Because of this, I screwed up.
I signed up to a beginners yoga class starting last week because I wanted to make new friends in this city. But then I felt like a piece of shit because I was going to get to go and meet humans and move my body. And I crumbled under the guilt and screwed up and asked if she wanted to go with me. And she eagerly jumped at the suggestion.
This was a terrible idea because she can’t do yoga. She can’t remember a sequence of instructions, she has terrible body-awareness, and she can’t walk unaided. I felt overwhelmed at the thought of trying to manage her environment for her – to manage her – so she could participate.
But rather than address these issues with her, instead, when the class came around I said I felt sick, and I bailed on something I’d been looking forward to going to.
I know it sucks for my mom, to be trapped without being able to drive, to have language recede from her grasp like a racing ebb tide, to find the world more bewildering each day. But do I have to be trapped by MS, because she is?
It’s like a plane crash, right? Look after yourself, before you look after anyone else. Put my own oxygen mask on first. And if I look after myself first – which means acknowledging I have the right to have a life outside this house – then I will have more energy to look after her.

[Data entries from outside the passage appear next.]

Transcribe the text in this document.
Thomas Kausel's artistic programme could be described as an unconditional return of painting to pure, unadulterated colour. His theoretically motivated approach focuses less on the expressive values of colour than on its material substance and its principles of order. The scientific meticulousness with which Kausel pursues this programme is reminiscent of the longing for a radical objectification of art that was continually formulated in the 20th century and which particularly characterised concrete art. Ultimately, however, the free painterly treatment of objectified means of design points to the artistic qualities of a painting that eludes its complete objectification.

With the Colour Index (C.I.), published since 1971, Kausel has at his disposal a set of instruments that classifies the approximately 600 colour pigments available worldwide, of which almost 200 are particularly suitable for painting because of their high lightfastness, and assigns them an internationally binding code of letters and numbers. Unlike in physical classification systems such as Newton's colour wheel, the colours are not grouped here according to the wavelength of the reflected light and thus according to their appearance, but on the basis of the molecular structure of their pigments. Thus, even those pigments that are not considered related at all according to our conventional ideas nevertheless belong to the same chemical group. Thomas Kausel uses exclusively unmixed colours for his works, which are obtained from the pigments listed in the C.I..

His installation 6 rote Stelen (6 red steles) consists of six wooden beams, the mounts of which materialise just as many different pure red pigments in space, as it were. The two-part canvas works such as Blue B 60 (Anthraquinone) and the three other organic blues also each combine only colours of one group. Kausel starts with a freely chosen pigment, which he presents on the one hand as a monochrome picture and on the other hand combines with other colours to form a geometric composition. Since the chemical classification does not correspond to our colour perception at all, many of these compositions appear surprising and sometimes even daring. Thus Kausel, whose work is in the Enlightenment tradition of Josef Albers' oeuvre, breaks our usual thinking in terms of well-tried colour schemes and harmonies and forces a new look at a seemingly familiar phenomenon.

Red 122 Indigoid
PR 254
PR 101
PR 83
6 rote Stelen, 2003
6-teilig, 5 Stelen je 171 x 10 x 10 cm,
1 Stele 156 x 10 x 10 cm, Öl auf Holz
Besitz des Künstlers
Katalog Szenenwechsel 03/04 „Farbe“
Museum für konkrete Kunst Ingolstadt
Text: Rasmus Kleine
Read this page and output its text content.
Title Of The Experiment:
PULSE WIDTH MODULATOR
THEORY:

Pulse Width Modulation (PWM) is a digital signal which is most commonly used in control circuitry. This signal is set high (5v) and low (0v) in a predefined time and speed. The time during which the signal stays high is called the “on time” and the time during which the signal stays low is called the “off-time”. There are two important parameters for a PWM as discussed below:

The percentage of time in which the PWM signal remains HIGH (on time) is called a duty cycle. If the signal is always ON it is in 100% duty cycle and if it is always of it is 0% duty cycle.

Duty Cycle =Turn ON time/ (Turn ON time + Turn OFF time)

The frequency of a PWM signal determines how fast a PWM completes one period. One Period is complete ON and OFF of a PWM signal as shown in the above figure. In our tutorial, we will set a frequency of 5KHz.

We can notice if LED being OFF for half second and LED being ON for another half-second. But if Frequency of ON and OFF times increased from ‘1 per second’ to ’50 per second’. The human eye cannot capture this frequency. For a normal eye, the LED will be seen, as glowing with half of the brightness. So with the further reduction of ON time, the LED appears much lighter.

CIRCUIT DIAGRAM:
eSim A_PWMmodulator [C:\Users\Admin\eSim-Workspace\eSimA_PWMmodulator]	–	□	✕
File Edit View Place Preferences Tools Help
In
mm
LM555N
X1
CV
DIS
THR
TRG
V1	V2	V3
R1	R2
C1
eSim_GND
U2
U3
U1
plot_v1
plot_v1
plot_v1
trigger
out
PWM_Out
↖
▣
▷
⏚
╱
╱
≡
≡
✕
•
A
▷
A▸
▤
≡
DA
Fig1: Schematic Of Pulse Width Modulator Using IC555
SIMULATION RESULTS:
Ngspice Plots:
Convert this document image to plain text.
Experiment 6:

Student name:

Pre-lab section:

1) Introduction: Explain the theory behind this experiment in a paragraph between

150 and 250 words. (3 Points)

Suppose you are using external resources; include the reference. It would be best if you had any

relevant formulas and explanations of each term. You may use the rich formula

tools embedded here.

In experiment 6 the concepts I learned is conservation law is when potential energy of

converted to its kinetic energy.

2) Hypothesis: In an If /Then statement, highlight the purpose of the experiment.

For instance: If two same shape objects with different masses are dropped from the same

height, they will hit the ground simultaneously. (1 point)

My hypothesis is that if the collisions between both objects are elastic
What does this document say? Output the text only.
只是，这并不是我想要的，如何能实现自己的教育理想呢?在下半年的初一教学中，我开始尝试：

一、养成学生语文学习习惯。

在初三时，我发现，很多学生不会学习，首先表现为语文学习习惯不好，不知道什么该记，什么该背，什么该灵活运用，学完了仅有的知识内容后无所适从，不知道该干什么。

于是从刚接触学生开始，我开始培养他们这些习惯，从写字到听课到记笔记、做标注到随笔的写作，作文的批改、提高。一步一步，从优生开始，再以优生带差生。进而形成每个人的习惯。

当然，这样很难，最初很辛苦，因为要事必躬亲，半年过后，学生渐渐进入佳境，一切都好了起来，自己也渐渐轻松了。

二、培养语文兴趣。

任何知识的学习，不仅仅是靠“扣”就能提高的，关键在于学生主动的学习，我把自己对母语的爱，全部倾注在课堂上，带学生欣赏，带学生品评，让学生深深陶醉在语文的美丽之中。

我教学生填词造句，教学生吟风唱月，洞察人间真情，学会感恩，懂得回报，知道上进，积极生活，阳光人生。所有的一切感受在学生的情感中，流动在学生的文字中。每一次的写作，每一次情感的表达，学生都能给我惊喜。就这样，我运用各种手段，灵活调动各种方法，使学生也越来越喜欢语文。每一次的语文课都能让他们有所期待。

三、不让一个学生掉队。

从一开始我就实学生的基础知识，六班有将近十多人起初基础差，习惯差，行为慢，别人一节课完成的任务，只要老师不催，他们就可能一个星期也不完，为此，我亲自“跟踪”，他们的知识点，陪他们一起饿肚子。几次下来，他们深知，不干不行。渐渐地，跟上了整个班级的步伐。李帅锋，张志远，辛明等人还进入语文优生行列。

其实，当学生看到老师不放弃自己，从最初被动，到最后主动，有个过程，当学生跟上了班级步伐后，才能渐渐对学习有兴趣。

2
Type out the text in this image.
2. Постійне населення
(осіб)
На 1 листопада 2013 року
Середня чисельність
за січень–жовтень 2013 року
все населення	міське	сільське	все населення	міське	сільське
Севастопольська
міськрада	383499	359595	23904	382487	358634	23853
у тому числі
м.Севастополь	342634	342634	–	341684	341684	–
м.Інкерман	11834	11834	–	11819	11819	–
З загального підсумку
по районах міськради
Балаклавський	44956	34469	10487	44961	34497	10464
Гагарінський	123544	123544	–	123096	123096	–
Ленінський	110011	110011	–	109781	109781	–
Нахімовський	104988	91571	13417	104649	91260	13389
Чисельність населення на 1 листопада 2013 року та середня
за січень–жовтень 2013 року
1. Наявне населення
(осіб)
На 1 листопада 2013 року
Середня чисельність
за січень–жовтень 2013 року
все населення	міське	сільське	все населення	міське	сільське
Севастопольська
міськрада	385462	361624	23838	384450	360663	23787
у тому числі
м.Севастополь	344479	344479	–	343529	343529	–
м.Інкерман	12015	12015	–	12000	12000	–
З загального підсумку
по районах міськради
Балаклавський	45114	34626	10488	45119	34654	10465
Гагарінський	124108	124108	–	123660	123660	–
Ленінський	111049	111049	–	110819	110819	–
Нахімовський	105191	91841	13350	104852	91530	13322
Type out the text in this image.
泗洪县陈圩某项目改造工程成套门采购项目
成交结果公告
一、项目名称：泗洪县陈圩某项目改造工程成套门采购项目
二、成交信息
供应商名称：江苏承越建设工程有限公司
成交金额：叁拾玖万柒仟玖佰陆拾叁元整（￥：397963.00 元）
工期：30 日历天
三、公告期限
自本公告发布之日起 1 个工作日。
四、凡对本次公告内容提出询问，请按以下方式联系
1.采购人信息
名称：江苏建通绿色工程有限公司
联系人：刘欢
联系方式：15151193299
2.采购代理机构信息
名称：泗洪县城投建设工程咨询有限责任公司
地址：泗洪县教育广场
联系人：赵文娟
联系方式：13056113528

I need to sit down and work out three things a week my mom and I can do together. Like, a simple exercise class, a visit to a gallery or small township, and a movie. That seems pretty good. And reasonable. And when NZ life kicks back into normality in February there will be MS Society activities she can join, to which I will drive her.
I’m trying to remind myself I cannot be everything for my mom, even when I am trying as hard as I can. That I’m not wrong or selfish for wanting to create my own activities outside of her life.
I’m also rereading The Art of Taking Action: Lessons from Japanese Psychology.
This book helps me. Gregg Krech shares the concept of arugamama. Right now I feel depressed and sad, and I accept that. I don’t wish I felt otherwise. I do not try to escape my experience of feeling depressed and sad. I adopt a state of non-resistance. I feel how I feel, but continue to devote myself to what it is important to me to do: my life’s purpose. I invite depression to accompany me as I write.
Action isn’t something that will come after getting over my depression. Action is a way of getting over my depression.
So, I’m depressed. And I’m practicing non-resistance. And I’m writing. And trying to get un-enmeshed from my mom. And most importantly, I’m going back on my full dose of meds.